P.S. What’s the secret to enjoying big family gatherings, and what’s your escape plan during the holidays?
(Photo by Laura Beth Snipes/Unsplash.)
**Navigating the Holidays with a Sensitive Heart**
The holiday season, often portrayed as a time of joy and celebration, can be daunting for those with sensitive hearts. The hustle and bustle, emotional expectations, and social gatherings can sometimes feel overwhelming. Here are some strategies to help navigate the holidays with grace and self-care.
**1. Set Boundaries:**
Knowing your limits is essential. Kindly refuse invitations that feel too demanding, and focus on events that bring you joy. Communicate your requirements to family and friends, ensuring they understand your need for space or downtime.

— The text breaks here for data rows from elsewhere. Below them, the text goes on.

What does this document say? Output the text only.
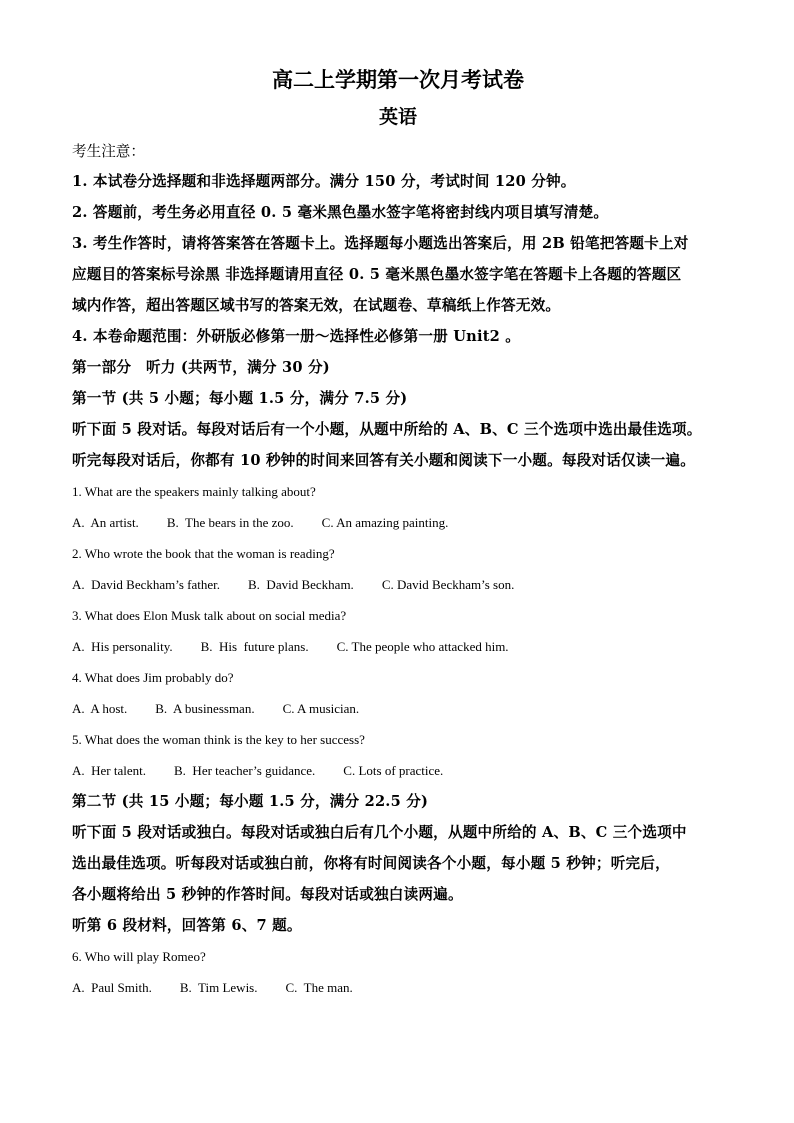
高二上学期第一次月考试卷
英语

考生注意：

1. 本试卷分选择题和非选择题两部分。满分 150 分，考试时间 120 分钟。

2. 答题前，考生务必用直径 0. 5 毫米黑色墨水签字笔将密封线内项目填写清楚。

3. 考生作答时，请将答案答在答题卡上。选择题每小题选出答案后，用 2B 铅笔把答题卡上对

应题目的答案标号涂黑 非选择题请用直径 0. 5 毫米黑色墨水签字笔在答题卡上各题的答题区

域内作答，超出答题区域书写的答案无效，在试题卷、草稿纸上作答无效。

4. 本卷命题范围：外研版必修第一册～选择性必修第一册 Unit2 。

第一部分　听力 (共两节，满分 30 分)

第一节 (共 5 小题；每小题 1.5 分，满分 7.5 分)

听下面 5 段对话。每段对话后有一个小题，从题中所给的 A、B、C 三个选项中选出最佳选项。

听完每段对话后，你都有 10 秒钟的时间来回答有关小题和阅读下一小题。每段对话仅读一遍。

1. What are the speakers mainly talking about?

A.  An artist. B.  The bears in the zoo. C. An amazing painting.

2. Who wrote the book that the woman is reading?

A.  David Beckham’s father. B.  David Beckham. C. David Beckham’s son.

3. What does Elon Musk talk about on social media?

A.  His personality. B.  His  future plans. C. The people who attacked him.

4. What does Jim probably do?

A.  A host. B.  A businessman. C. A musician.

5. What does the woman think is the key to her success?

A.  Her talent. B.  Her teacher’s guidance. C. Lots of practice.

第二节 (共 15 小题；每小题 1.5 分，满分 22.5 分)

听下面 5 段对话或独白。每段对话或独白后有几个小题，从题中所给的 A、B、C 三个选项中

选出最佳选项。听每段对话或独白前，你将有时间阅读各个小题，每小题 5 秒钟；听完后，

各小题将给出 5 秒钟的作答时间。每段对话或独白读两遍。

听第 6 段材料，回答第 6、7 题。

6. Who will play Romeo?

A.  Paul Smith. B.  Tim Lewis. C.  The man.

**2. Practice Mindfulness:**
Include mindfulness practices in your daily routine. Whether through meditation, deep breathing exercises, or yoga, these activities can help center you amidst the chaos. Taking a few moments each day to focus can significantly reduce stress.
**3. Create a Safe Space:**
Designate a quiet spot in your home where you can retreat when feeling overwhelmed. Fill this space with comforting items like soft blankets, calming scents, or favorite books. Having a sanctuary can provide a much-needed escape from holiday stressors.
**4. Manage Expectations:**
The holidays often come with high expectations. Remind yourself that it’s fine if things aren’t perfect. Focus on the moments that matter and release the pressure to meet unrealistic standards.
**5. Prioritize Self-Care:**
Make self-care a non-negotiable aspect of your holiday routine. Whether it’s taking a long bath, going for a walk, or indulging in a hobby, ensure you’re taking time to recharge. Self-care is crucial for maintaining emotional stability.
**6. Connect with Supportive People:**
Surround yourself with those who understand and respect your sensitivity. Share your feelings with trusted friends or family members who can offer support and empathy. Sometimes, just knowing someone is there to listen can make a big difference.
**7. Plan Ahead:**
Anticipate potential stressors and plan accordingly. If large gatherings are overwhelming, consider arriving early to adapt or having an exit strategy if things become too much. Planning can help you feel more in control and less anxious.
**8. Embrace Solitude:**
It’s alright to spend time alone during the holidays. Solitude can be rejuvenating, allowing you to reflect and recharge. Use this time to engage in activities that bring you peace and happiness.
**9. Focus on Gratitude:**
Shift your focus to gratitude by journaling or reflecting on the positives each day. Gratitude can enhance your mood and provide perspective, helping you appreciate the small joys amidst the holiday rush.
**10. Seek Professional Help if Needed:**
If the holiday season becomes too overwhelming, consider seeking support from a mental health professional. Therapy can provide valuable tools and coping strategies tailored to your needs.
Navigating the holidays with a sensitive heart requires intentionality and self-awareness. By setting boundaries, practicing self-care, and surrounding yourself with supportive people, you can create a holiday experience that honors your sensitivity and brings you peace and joy.